Exploring Student Minds: A New Way to Spot Depression, Anxiety and Stress
BangladeshFri May 22 2026
Researchers looked at the mental health of 424 Bangladeshi university students who answered an online survey in July 2024, a time of social and political tension. They found that many students reported strong symptoms: two‑thirds felt depressed, over seventy percent were anxious and more than half experienced stress. Almost half of the participants said they had all three problems at once.
To make sense of these numbers, the team used machine learning.
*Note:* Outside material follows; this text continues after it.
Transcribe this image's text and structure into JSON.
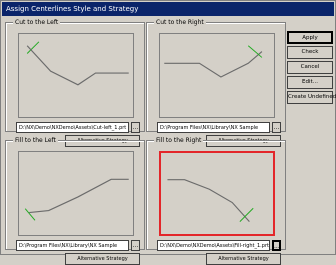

They tested eight different models by repeatedly splitting the data into training and testing sets. Support‑vector machines worked best for predicting depression and stress, while a tree‑based model called XGBoost was more accurate for anxiety.
The researchers didn’t just let the models run blindly. They applied tools that explain why a model made a certain prediction, like SHAP and LIME. These explanations showed that trouble sleeping, feeling mentally tired, and noticing personal behavior changes were common reasons the models flagged a student as at risk. For anxiety, the model paid more attention to what students studied and how much they used the internet. Gender and the type of university mattered more for depression predictions.
The study is not meant to replace doctors or give exact numbers about how many students suffer from mental illness. Instead, it shows that explainable machine learning can help researchers see patterns in student data and decide where to focus future studies. The results are specific to this group of students and should not be taken as evidence for the whole student population.